For the next couple hours, Matt and I excitedly tried to swoon the drivers of any of the dozens of vehicles crossing the border into Canada. Lots of smiles and waves, but no luck. As hopes began to dwindle and the reality that we may have to head back southward began to set in, we struck gold. A middle aged man from Virginia, on a business trip to the town of Fernie (the closest Canadian town to the border) stopped to give us a lift. He saw our large packs, and having been a backpacker himself in his youth, had relied many a time on rides from strangers and wanted to pay it forward. Thank. Goodness.

We arrived into Fernie, our driver’s final destination, with a couple hours of daylight left. With the smallest glimmer of hope of catching another ride the final hour to Calgary, we handcrafted some signs, grabbed some McDonald’s, and posted up near the final stoplight of town along the main road north. No luck. Ah well. We did some quick google searching to find a hotel for the night, and settled in to a surprise night in Fernie. Which, we’ll be the first to tell you, is one of the most beautiful towns we’ve had the pleasure to visit. Nestled right in a valley surrounded by enormous mountains, it’s a hub for outdoor enthusiasts of all kinds.
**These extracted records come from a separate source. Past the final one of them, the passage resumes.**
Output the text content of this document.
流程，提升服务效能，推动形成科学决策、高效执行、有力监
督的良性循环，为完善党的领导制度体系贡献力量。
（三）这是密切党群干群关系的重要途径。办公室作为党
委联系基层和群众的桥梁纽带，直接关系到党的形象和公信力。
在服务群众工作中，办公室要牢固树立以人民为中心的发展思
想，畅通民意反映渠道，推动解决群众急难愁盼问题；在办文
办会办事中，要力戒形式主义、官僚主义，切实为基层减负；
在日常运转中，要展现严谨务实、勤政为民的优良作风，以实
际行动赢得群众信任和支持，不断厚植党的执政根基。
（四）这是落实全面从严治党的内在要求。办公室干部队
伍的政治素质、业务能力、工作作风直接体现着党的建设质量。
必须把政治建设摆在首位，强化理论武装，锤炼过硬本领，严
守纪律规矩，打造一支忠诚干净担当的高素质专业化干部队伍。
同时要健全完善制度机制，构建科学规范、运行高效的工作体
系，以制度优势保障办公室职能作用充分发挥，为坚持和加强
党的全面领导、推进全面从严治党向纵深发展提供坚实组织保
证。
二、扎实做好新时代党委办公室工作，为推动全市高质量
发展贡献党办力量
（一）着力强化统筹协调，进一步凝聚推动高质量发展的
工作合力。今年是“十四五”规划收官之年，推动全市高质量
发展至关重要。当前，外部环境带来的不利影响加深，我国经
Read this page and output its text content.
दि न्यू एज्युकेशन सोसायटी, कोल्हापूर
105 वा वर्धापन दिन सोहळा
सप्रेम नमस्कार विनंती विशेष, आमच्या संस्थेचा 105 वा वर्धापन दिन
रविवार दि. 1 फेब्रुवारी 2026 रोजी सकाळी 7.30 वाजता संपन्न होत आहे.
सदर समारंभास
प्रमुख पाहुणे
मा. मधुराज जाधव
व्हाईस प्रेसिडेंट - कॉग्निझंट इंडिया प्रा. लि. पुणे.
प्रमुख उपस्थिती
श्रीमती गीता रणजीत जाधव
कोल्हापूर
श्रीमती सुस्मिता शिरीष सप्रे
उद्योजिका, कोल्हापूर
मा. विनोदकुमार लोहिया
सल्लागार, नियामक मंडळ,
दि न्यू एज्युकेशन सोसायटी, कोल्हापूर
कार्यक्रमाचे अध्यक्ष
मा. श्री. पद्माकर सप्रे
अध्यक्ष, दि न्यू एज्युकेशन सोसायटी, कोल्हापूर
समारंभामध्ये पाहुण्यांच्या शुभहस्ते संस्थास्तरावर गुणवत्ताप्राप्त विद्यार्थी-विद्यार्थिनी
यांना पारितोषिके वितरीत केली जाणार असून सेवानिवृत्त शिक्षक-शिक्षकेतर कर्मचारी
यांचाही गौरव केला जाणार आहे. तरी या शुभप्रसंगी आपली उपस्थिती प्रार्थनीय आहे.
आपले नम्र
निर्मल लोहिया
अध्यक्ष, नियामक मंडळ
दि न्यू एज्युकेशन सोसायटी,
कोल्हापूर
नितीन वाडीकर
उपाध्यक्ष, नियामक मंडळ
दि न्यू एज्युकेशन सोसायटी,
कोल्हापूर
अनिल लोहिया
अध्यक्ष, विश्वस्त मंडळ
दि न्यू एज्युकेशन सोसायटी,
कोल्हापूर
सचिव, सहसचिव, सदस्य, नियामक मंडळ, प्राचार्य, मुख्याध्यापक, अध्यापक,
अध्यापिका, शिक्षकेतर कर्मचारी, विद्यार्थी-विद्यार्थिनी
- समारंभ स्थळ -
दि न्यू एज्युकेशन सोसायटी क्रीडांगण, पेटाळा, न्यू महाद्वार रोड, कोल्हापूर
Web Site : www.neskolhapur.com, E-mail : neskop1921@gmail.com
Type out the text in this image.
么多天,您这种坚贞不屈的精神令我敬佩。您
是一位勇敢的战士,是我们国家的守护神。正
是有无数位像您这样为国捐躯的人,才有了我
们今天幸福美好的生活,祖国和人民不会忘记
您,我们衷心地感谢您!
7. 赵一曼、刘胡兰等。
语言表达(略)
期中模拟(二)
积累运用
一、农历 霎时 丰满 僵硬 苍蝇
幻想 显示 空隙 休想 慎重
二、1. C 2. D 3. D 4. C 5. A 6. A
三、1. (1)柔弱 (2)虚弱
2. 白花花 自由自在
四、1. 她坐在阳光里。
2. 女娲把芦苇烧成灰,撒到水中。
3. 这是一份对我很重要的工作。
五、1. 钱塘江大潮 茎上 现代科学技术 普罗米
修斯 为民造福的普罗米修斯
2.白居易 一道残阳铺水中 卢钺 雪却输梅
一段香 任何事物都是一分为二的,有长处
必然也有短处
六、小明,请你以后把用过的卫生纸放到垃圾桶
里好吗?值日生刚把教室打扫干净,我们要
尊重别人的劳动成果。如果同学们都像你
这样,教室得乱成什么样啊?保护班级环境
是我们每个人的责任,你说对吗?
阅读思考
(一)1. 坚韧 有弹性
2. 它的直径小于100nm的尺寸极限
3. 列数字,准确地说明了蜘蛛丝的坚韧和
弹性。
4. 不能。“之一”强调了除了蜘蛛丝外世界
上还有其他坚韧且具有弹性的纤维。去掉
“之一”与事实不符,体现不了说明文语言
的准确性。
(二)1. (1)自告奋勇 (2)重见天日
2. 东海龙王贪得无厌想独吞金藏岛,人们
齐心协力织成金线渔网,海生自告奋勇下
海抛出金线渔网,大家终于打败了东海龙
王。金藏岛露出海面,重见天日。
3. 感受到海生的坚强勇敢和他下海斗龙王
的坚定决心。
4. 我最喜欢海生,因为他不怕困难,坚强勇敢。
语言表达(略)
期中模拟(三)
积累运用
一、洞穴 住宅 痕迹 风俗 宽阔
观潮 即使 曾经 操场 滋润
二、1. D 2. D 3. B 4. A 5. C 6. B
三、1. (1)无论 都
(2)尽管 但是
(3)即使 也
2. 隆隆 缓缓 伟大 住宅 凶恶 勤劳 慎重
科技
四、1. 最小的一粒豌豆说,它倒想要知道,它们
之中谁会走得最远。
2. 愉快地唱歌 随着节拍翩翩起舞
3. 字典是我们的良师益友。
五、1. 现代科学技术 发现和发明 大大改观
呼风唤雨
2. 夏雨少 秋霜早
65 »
Highly recommend!

Fernie!

Fernie!

In Fernie, enjoying McDonalds, attempting to hitchhike to Calgary.

In Fernie, enjoying McDonalds, attempting to hitchhike to Calgary.

Listen to Matt’s retelling of our hitchhiking story on the After School Program podcast on Spotify!

We spent the evening arranging a shuttle service for ourselves up to Calgary for the next morning, and adjusting our rental pickup for our late arrival. All in all, we ended up spending just about the same amount of money we would have spent on a flight from Montana up to Clagary. But, we did get a heck of a story out of it...so we were half right!

Finally arriving into Banff National park a day and a half later than planned, we recounted our adventure to Matt’s friends, who couldn’t believe what we’d gotten ourselves into. Frankly, we couldn’t believe it either. We became the butt end of many a joke over the next few days as we went on day hikes through the mountains, squeezed in a couple day rides on rental bikes, and found beautiful pull off spots to car camp.

It felt all too soon that we were back in Calgary, returning the car, and hopping on a red eye flight back to the east coast. What a whirlwind of two weeks. A trip that won’t soon be forgotten!

Lessons learned…

  1. Bikepacking is indeed the best thing ever.

  2. The Rockies in Canada and Montana are home to some of the most beautiful views on earth.

  3. Craigslist can be a great resource, but not for rideshares.

  4. Fernie, Canada is a place to add to everyone’s travel list!